Licenciement pour faute d’un Agent de sécurité : CA de Montpellier, 25 janvier 2023, RG 19/04871

COUR D’APPEL DE MONTPELLIER

1re chambre sociale

ARRET DU 25 JANVIER 2023

Numéro d’inscription au répertoire général :

N° RG 19/04871 – N° Portalis DBVK-V-B7D-OH3B

Arrêt n° :

Décision déférée à la Cour :

Jugement du 12 JUIN 2019 du CONSEIL DE PRUD’HOMMES – FORMATION PARITAIRE DE PERPIGNAN

N° RG F17/00535

APPELANTE :

SAS SNES Prise en la personne de son représentant légal en exercice

[Adresse 1]

[Localité 5]

Représentée par Me Marie camille PEPRATX NEGRE de la SCP ERIC NEGRE, MARIE CAMILLE PEPRATX NEGRE, avocat au barreau de MONTPELLIER (postulant) et par Me TAMAIN Olivier, avocat au barreau de Montpellier (plaidant)

INTIME :

Monsieur [C] [U]

[Adresse 4]

[Localité 5]

Représenté par Me Corine SERFATI-CHETRIT de la SCP D’AVOCATS SERFATI-CHETRIT, avocat au barreau de PYRENEES-ORIENTALES

INTERVENANTE :

POLE EMPLOI OCCITANIE,

[Adresse 3]

[Localité 2]

Représentée par Me Sophie MIRALVES-BOUDET de la SELARL CHATEL BRUN MIRALVES CLAMENS, avocat au barreau de MONTPELLIER, substituée par Me PANIS, avocat au barreau de Montpellier

Ordonnance de clôture du 31 Octobre 2022

COMPOSITION DE LA COUR :

En application des dispositions des articles 805 et 907 du code de procédure civile, l’affaire a été débattue le 21 NOVEMBRE 2022,en audience publique, les avocats ne s’y étant pas opposés, devant Mme Isabelle MARTINEZ, Conseillère, chargée du rapport.

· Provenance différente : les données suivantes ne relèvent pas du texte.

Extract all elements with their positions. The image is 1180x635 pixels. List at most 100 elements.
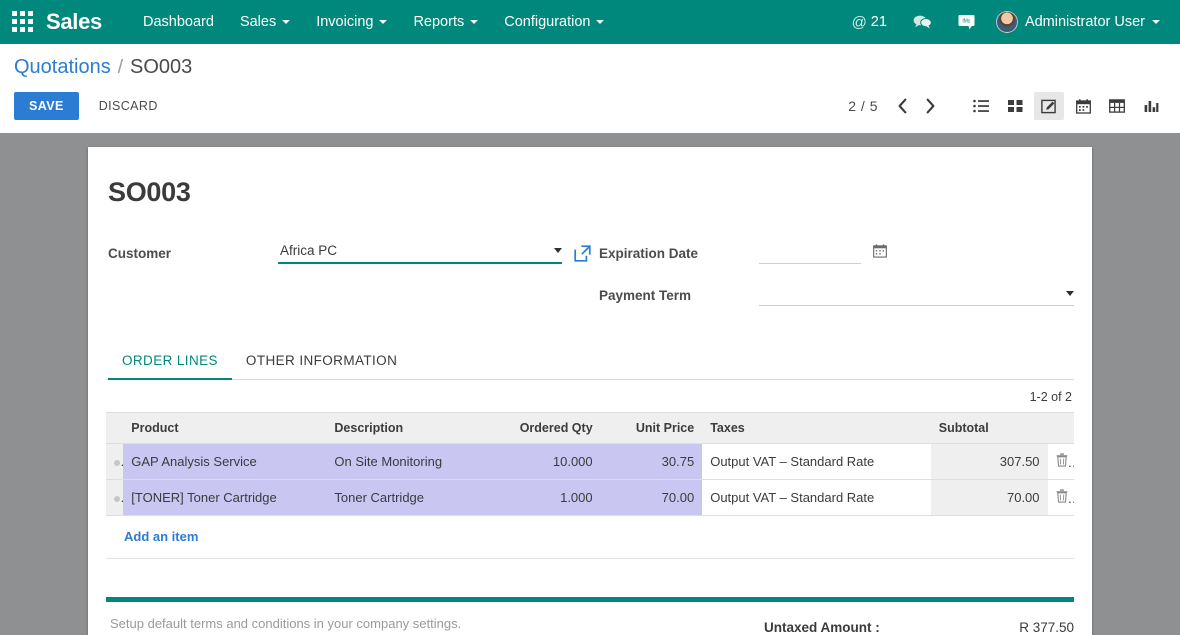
cell-description[interactable]: On Site Monitoring bbox=[326, 443, 484, 480]
list-view-button[interactable] bbox=[966, 92, 996, 120]
trash-icon bbox=[1056, 489, 1067, 503]
graph-view-button[interactable] bbox=[1136, 92, 1166, 120]
row-drag-handle[interactable] bbox=[106, 479, 124, 516]
avatar bbox=[995, 11, 1018, 33]
form-view-button[interactable] bbox=[1034, 92, 1064, 120]
cell-taxes[interactable]: Output VAT – Standard Rate bbox=[702, 479, 931, 516]
instant-message-icon[interactable]: IMs bbox=[945, 8, 988, 36]
field-expiration-date: Expiration Date bbox=[599, 238, 1074, 264]
cell-unit-price[interactable]: 70.00 bbox=[600, 479, 703, 516]
sheet-footer: Setup default terms and conditions in yo… bbox=[106, 597, 1074, 635]
bar-chart-icon bbox=[1144, 101, 1158, 112]
menu-item-reports[interactable]: Reports bbox=[400, 8, 491, 36]
cell-ordered-qty[interactable]: 1.000 bbox=[483, 479, 601, 516]
expiration-date-calendar-button[interactable] bbox=[873, 244, 887, 264]
expiration-date-input[interactable] bbox=[759, 244, 861, 264]
apps-grid-icon[interactable] bbox=[12, 11, 34, 33]
menu-item-configuration[interactable]: Configuration bbox=[491, 8, 617, 36]
cell-subtotal: 307.50 bbox=[930, 443, 1048, 480]
chat-bubble-icon[interactable] bbox=[900, 8, 945, 36]
drag-handle-icon bbox=[114, 496, 120, 502]
field-label-payment-term: Payment Term bbox=[599, 288, 692, 303]
order-lines-pager: 1-2 of 2 bbox=[1029, 390, 1072, 404]
table-header-row: Product Description Ordered Qty Unit Pri… bbox=[106, 412, 1074, 444]
user-name-label: Administrator User bbox=[1024, 14, 1145, 30]
total-value-untaxed-amount: R 377.50 bbox=[1019, 620, 1074, 635]
tab-other-information[interactable]: OTHER INFORMATION bbox=[232, 344, 411, 380]
tab-label-other-information: OTHER INFORMATION bbox=[245, 353, 398, 368]
cell-product[interactable]: GAP Analysis Service bbox=[123, 443, 327, 480]
menu-item-dashboard[interactable]: Dashboard bbox=[130, 8, 227, 36]
menu-label-invoicing: Invoicing bbox=[316, 14, 374, 30]
app-brand-sales[interactable]: Sales bbox=[46, 9, 102, 35]
cell-description[interactable]: Toner Cartridge bbox=[326, 479, 484, 516]
chevron-down-icon bbox=[554, 248, 562, 253]
pivot-view-button[interactable] bbox=[1102, 92, 1132, 120]
control-panel-right: 2 / 5 bbox=[848, 92, 1166, 120]
menu-item-invoicing[interactable]: Invoicing bbox=[303, 8, 400, 36]
breadcrumb-quotations[interactable]: Quotations bbox=[14, 56, 111, 79]
chevron-down-icon bbox=[379, 20, 388, 24]
pager-next-button[interactable] bbox=[916, 93, 944, 119]
total-label-untaxed-amount: Untaxed Amount : bbox=[764, 620, 880, 635]
user-menu[interactable]: Administrator User bbox=[988, 7, 1166, 37]
kanban-icon bbox=[1007, 100, 1022, 112]
terms-and-conditions-note: Setup default terms and conditions in yo… bbox=[110, 616, 462, 631]
table-row[interactable]: GAP Analysis Service On Site Monitoring … bbox=[106, 443, 1074, 480]
list-icon bbox=[973, 99, 989, 113]
discard-button[interactable]: DISCARD bbox=[86, 92, 171, 120]
navbar-systray: @ 21 IMs Administrator User bbox=[839, 7, 1166, 37]
page-title: SO003 bbox=[108, 177, 191, 207]
chevron-down-icon bbox=[1152, 20, 1160, 24]
column-header-unit-price: Unit Price bbox=[600, 412, 703, 444]
chevron-right-icon bbox=[926, 98, 934, 114]
im-glyph: IMs bbox=[958, 15, 975, 30]
tab-label-order-lines: ORDER LINES bbox=[122, 353, 218, 368]
kanban-view-button[interactable] bbox=[1000, 92, 1030, 120]
breadcrumb-current: SO003 bbox=[130, 56, 193, 78]
customer-external-link-button[interactable] bbox=[574, 245, 591, 264]
column-header-taxes: Taxes bbox=[702, 412, 931, 444]
customer-value: Africa PC bbox=[280, 243, 338, 258]
customer-input[interactable]: Africa PC bbox=[278, 242, 562, 264]
control-panel: Quotations / SO003 SAVE DISCARD 2 / 5 bbox=[0, 44, 1180, 133]
chevron-down-icon bbox=[470, 20, 479, 24]
field-label-customer: Customer bbox=[108, 246, 172, 261]
menu-label-sales: Sales bbox=[239, 14, 277, 30]
notebook-tabs: ORDER LINES OTHER INFORMATION bbox=[106, 344, 1074, 380]
form-column-left: Customer Africa PC bbox=[108, 238, 591, 322]
main-menu: Dashboard Sales Invoicing Reports Config… bbox=[130, 8, 617, 36]
trash-icon bbox=[1056, 453, 1067, 467]
cell-unit-price[interactable]: 30.75 bbox=[600, 443, 703, 480]
gutter-header bbox=[106, 412, 124, 444]
total-row-untaxed-amount: Untaxed Amount : R 377.50 bbox=[764, 614, 1074, 635]
order-lines-table: Product Description Ordered Qty Unit Pri… bbox=[106, 412, 1074, 516]
tab-order-lines[interactable]: ORDER LINES bbox=[108, 344, 232, 380]
save-button[interactable]: SAVE bbox=[14, 92, 79, 120]
svg-text:IMs: IMs bbox=[962, 19, 971, 25]
form-edit-icon bbox=[1041, 99, 1056, 113]
mentions-counter[interactable]: @ 21 bbox=[839, 8, 900, 37]
drag-handle-icon bbox=[114, 460, 120, 466]
table-row[interactable]: [TONER] Toner Cartridge Toner Cartridge … bbox=[106, 479, 1074, 516]
menu-item-sales[interactable]: Sales bbox=[227, 8, 303, 36]
at-sign-icon: @ bbox=[851, 13, 867, 31]
record-sheet: SO003 Customer Africa PC Expiration Date… bbox=[88, 147, 1092, 635]
chevron-down-icon bbox=[596, 20, 605, 24]
pager-previous-button[interactable] bbox=[888, 93, 916, 119]
calendar-icon bbox=[873, 244, 887, 258]
menu-label-dashboard: Dashboard bbox=[143, 14, 214, 30]
row-drag-handle[interactable] bbox=[106, 443, 124, 480]
add-an-item-link[interactable]: Add an item bbox=[124, 529, 198, 544]
chevron-down-icon bbox=[282, 20, 291, 24]
external-link-icon bbox=[574, 245, 591, 262]
delete-line-button[interactable] bbox=[1047, 479, 1074, 516]
column-header-description: Description bbox=[326, 412, 484, 444]
cell-taxes[interactable]: Output VAT – Standard Rate bbox=[702, 443, 931, 480]
delete-line-button[interactable] bbox=[1047, 443, 1074, 480]
cell-product[interactable]: [TONER] Toner Cartridge bbox=[123, 479, 327, 516]
calendar-view-button[interactable] bbox=[1068, 92, 1098, 120]
cell-ordered-qty[interactable]: 10.000 bbox=[483, 443, 601, 480]
chevron-down-icon bbox=[1066, 290, 1074, 296]
payment-term-input[interactable] bbox=[759, 284, 1074, 306]
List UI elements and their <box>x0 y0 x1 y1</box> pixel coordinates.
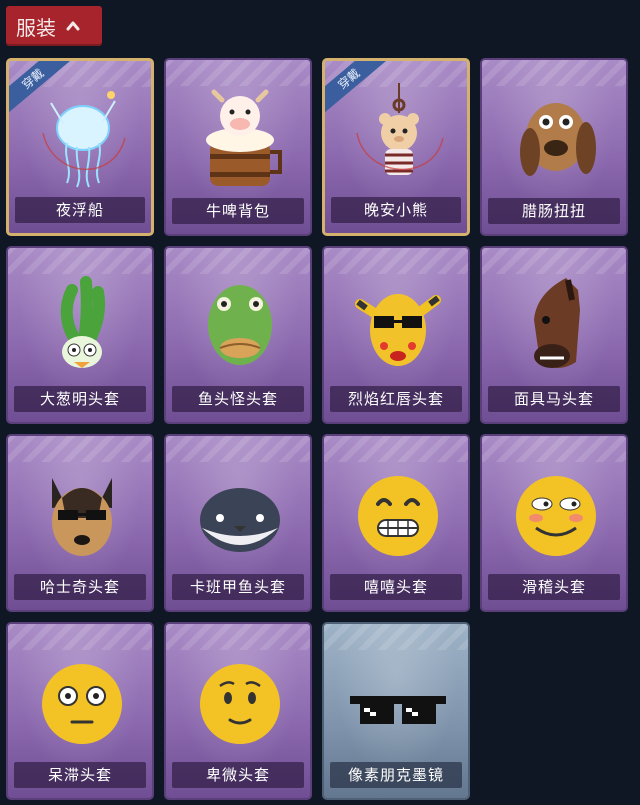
clothing-category-toggle[interactable]: 服装 <box>6 6 102 46</box>
item-name: 鱼头怪头套 <box>172 386 304 412</box>
item-name: 面具马头套 <box>488 386 620 412</box>
item-card[interactable]: 穿戴 晚安小熊 <box>322 58 470 236</box>
item-card[interactable]: 卑微头套 <box>164 622 312 800</box>
item-card[interactable]: 穿戴 夜浮船 <box>6 58 154 236</box>
item-name: 烈焰红唇头套 <box>330 386 462 412</box>
cow-beer-barrel-icon <box>206 89 282 186</box>
stunned-emoji-mask-icon <box>42 664 122 744</box>
jellyfish-backpack-icon <box>42 91 126 188</box>
horse-mask-icon <box>534 278 580 368</box>
fish-head-mask-icon <box>208 285 272 365</box>
item-name: 卡班甲鱼头套 <box>172 574 304 600</box>
teddy-bear-pendant-icon <box>356 83 444 175</box>
item-card[interactable]: 腊肠扭扭 <box>480 58 628 236</box>
item-card[interactable]: 呆滞头套 <box>6 622 154 800</box>
item-card[interactable]: 嘻嘻头套 <box>322 434 470 612</box>
husky-mask-icon <box>52 478 112 556</box>
chevron-up-icon <box>66 21 80 31</box>
item-name: 呆滞头套 <box>14 762 146 788</box>
humble-emoji-mask-icon <box>200 664 280 744</box>
item-card[interactable]: 大葱明头套 <box>6 246 154 424</box>
sausage-dog-mask-icon <box>520 103 596 176</box>
item-card[interactable]: 面具马头套 <box>480 246 628 424</box>
item-name: 卑微头套 <box>172 762 304 788</box>
item-name: 大葱明头套 <box>14 386 146 412</box>
item-card[interactable]: 哈士奇头套 <box>6 434 154 612</box>
item-name: 腊肠扭扭 <box>488 198 620 224</box>
whale-mask-icon <box>200 488 280 552</box>
item-name: 夜浮船 <box>15 197 145 223</box>
item-card[interactable]: 牛啤背包 <box>164 58 312 236</box>
item-card[interactable]: 滑稽头套 <box>480 434 628 612</box>
funny-emoji-mask-icon <box>516 476 596 556</box>
yellow-hood-sunglasses-mask-icon <box>355 294 441 366</box>
clothing-category-label: 服装 <box>16 15 56 40</box>
item-card[interactable]: 烈焰红唇头套 <box>322 246 470 424</box>
item-name: 滑稽头套 <box>488 574 620 600</box>
grinning-emoji-mask-icon <box>358 476 438 556</box>
item-name: 晚安小熊 <box>331 197 461 223</box>
item-card[interactable]: 卡班甲鱼头套 <box>164 434 312 612</box>
item-name: 牛啤背包 <box>172 198 304 224</box>
scallion-mask-icon <box>60 276 105 368</box>
pixel-sunglasses-icon <box>350 696 446 724</box>
item-card[interactable]: 像素朋克墨镜 <box>322 622 470 800</box>
item-card[interactable]: 鱼头怪头套 <box>164 246 312 424</box>
item-name: 嘻嘻头套 <box>330 574 462 600</box>
item-name: 像素朋克墨镜 <box>330 762 462 788</box>
item-name: 哈士奇头套 <box>14 574 146 600</box>
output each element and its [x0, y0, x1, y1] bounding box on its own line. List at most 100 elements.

Ce magistrat a rendu compte des plaidoiries dans le délibéré de la cour, composée de :

Monsieur Philippe DE GUARDIA, Président de chambre

Mme Isabelle MARTINEZ, Conseillère

Madame Caroline CHICLET, Conseillère

Greffier lors des débats : Mme Marie BRUNEL

ARRET :

– contradictoire ;

– prononcé par mise à disposition de l’arrêt au greffe de la cour, les parties en ayant été préalablement avisées dans les conditions prévues au deuxième alinéa de l’article 450 du code de procédure civile ;

– signé par Monsieur Philippe DE GUARDIA, Président de chambre, et par Mme Marie BRUNEL, Greffière.

*

* *

EXPOSE DU LITIGE

Monsieur [C] [U] était embauché le 26 mars 2001 par contrat à durée déterminée en qualité de responsable de sécurité par la Sas Snes exploitant des salles de cinéma comme responsable de sécurité moyennant un salaire s’élevant en dernier lieu à la somme de 1 452,94 €.

Le 6 mai 2015, un avertissement lui était notifié pour avoir utilisé son téléphone portable sur son lieu de travail.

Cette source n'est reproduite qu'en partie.